Now, as an adult, workplace favouritism can feel even worse as it decreases morale and productivity. That’s why it’s so important for employers to understand why treating employees fairly, consistently across their workforce, is crucial for individual and overall company success.
When all employees experience the same amount of respect from leaders, stronger, more meaningful relationships have space to grow in the future. Without genuine and trusting professional relationships, you risk creating a negative employer brand. Current employees look for new and better opportunities while potential candidates hear negative reviews. Of course, employees’ management styles differ. However, there are components of a manager that should be the same across the board. Treating your employees fairly is one.
Before you shift your focus onto fair treatment, it’s important to understand how it differs from equality. This is where many managers get hung up and sacrifice healthy relationships. They think if anyone in a similar role has the same salary, no matter what, the playing field is level.
This is a natural assumption to make, but you must remember that every employee is unique. Almost all employees have subtle but important nuances in their work ethics, styles, skill sets, responsibilities, and goals. Two employees might have the same role, but the way they get the job done is likely very different.
If one works extremely hard at getting all of her tasks accomplished and goes above and beyond, while the other simply works to meet the quota, should they be treated exactly the same?
If you believe they should, you might be surprised when one starts to build resentment and anger for the lack of recognition for all of their hard work.
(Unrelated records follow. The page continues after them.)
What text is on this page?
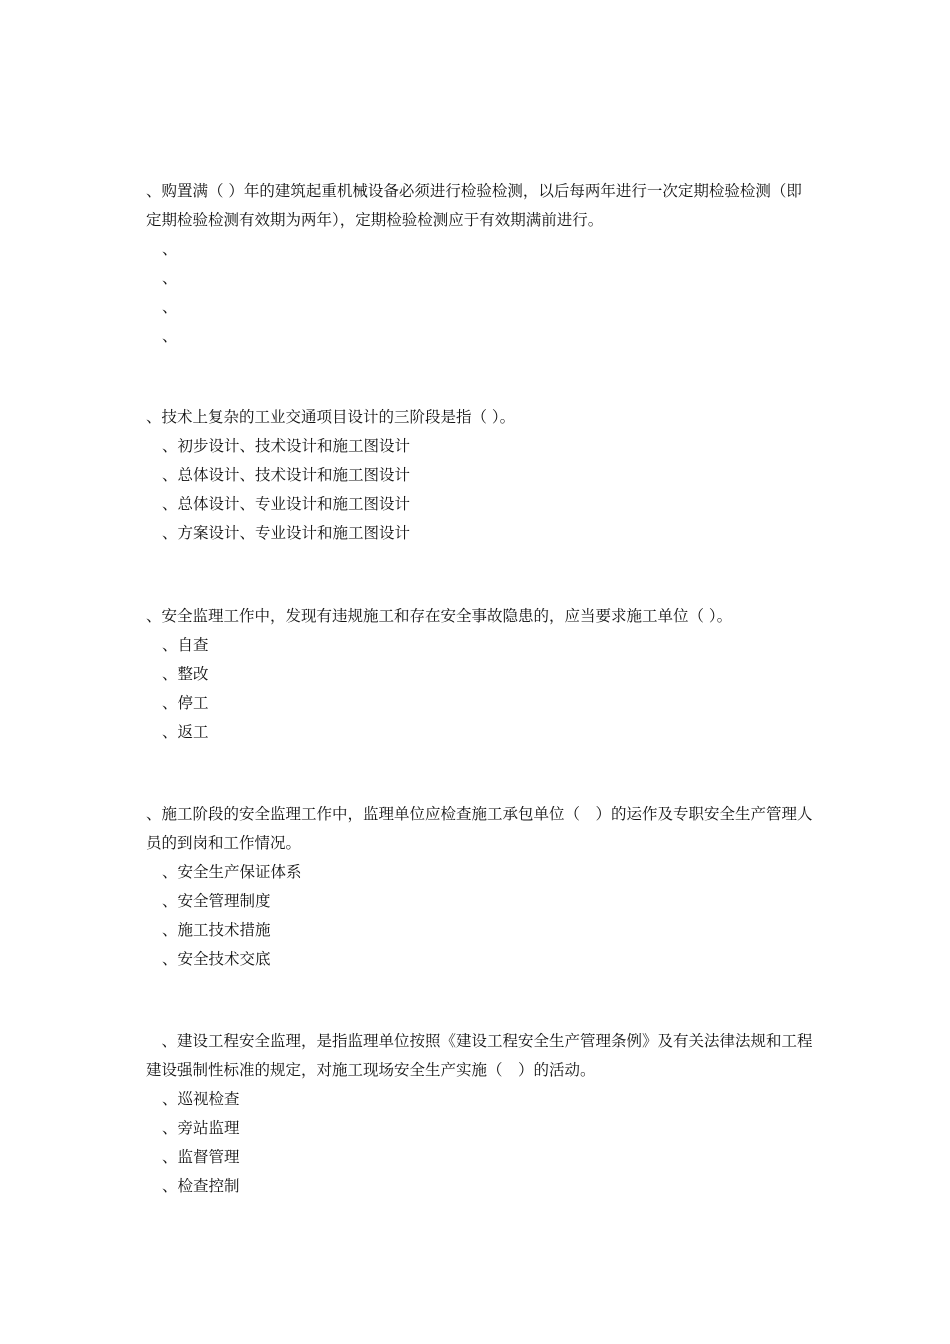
、购置满（ ）年的建筑起重机械设备必须进行检验检测，以后每两年进行一次定期检验检测（即定期检验检测有效期为两年），定期检验检测应于有效期满前进行。

、
、
、
、

、技术上复杂的工业交通项目设计的三阶段是指（ ）。

、初步设计、技术设计和施工图设计
、总体设计、技术设计和施工图设计
、总体设计、专业设计和施工图设计
、方案设计、专业设计和施工图设计

、安全监理工作中，发现有违规施工和存在安全事故隐患的，应当要求施工单位（ ）。

、自查
、整改
、停工
、返工

、施工阶段的安全监理工作中，监理单位应检查施工承包单位（　）的运作及专职安全生产管理人员的到岗和工作情况。

、安全生产保证体系
、安全管理制度
、施工技术措施
、安全技术交底

　、建设工程安全监理，是指监理单位按照《建设工程安全生产管理条例》及有关法律法规和工程建设强制性标准的规定，对施工现场安全生产实施（　）的活动。

、巡视检查
、旁站监理
、监督管理
、检查控制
In fact, there’s a good chance they stop working as hard because she receives the same acknowledgment and compensation as the other employee, who only puts in half as much effort. As a result, they feel you’re not treating them with the amount of respect they deserve.
Fairness means a leader treats everyone appropriately and individually, based on circumstances and contribution. You need to exercise sound judgment regarding your employees. There are several ways you can do this as a leader to ensure you’re creating a fair environment for your employees.
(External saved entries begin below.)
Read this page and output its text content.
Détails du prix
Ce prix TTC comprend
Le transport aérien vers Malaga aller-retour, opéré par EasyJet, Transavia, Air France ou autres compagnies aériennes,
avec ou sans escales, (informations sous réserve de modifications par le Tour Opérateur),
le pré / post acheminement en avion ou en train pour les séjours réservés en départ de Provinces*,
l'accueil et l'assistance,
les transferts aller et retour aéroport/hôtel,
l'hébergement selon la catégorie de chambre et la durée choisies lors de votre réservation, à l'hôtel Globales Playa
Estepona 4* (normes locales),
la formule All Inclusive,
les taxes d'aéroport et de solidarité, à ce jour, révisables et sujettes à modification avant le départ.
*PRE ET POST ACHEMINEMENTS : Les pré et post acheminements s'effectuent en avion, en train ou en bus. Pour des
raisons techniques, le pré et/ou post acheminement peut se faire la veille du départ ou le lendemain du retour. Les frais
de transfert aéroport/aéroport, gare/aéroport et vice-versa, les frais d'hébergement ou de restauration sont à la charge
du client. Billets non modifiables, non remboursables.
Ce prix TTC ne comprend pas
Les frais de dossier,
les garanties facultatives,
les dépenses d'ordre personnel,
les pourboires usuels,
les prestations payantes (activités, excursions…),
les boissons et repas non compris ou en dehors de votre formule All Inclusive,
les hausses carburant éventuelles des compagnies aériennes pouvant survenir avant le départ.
For starters, explain your expectations clearly to all employees. What kind of performance or results will be deemed excellent? What kind of rewards can employees who exhibit this outstanding performance expect? Make sure each employee has the chance to reach these personal and organizational goals on their own terms.
Your employees also need to feel valued beyond members of your team. It’s essential you meet their unique working situations with understanding and respect. If one of them is going through a tough time or situation, then their performance will likely waiver as a result. Knowing these circumstances is a direct result of having a solid and trusting relationship with your employees. Of course, all while keeping it professional.
Lastly, holding yourself accountable is another way to ensure your employees are being fairly treated. Changing your mind or your attitude on a day-to-day basis will do nothing to foster trust with your employees.
Of course, equality, diversity, and inclusion should remain a critical focus as you also move toward treating employees more fairly. Both equality and fair treatment lead to happier, more engaged, and productive employees who are proud to vouch for your company.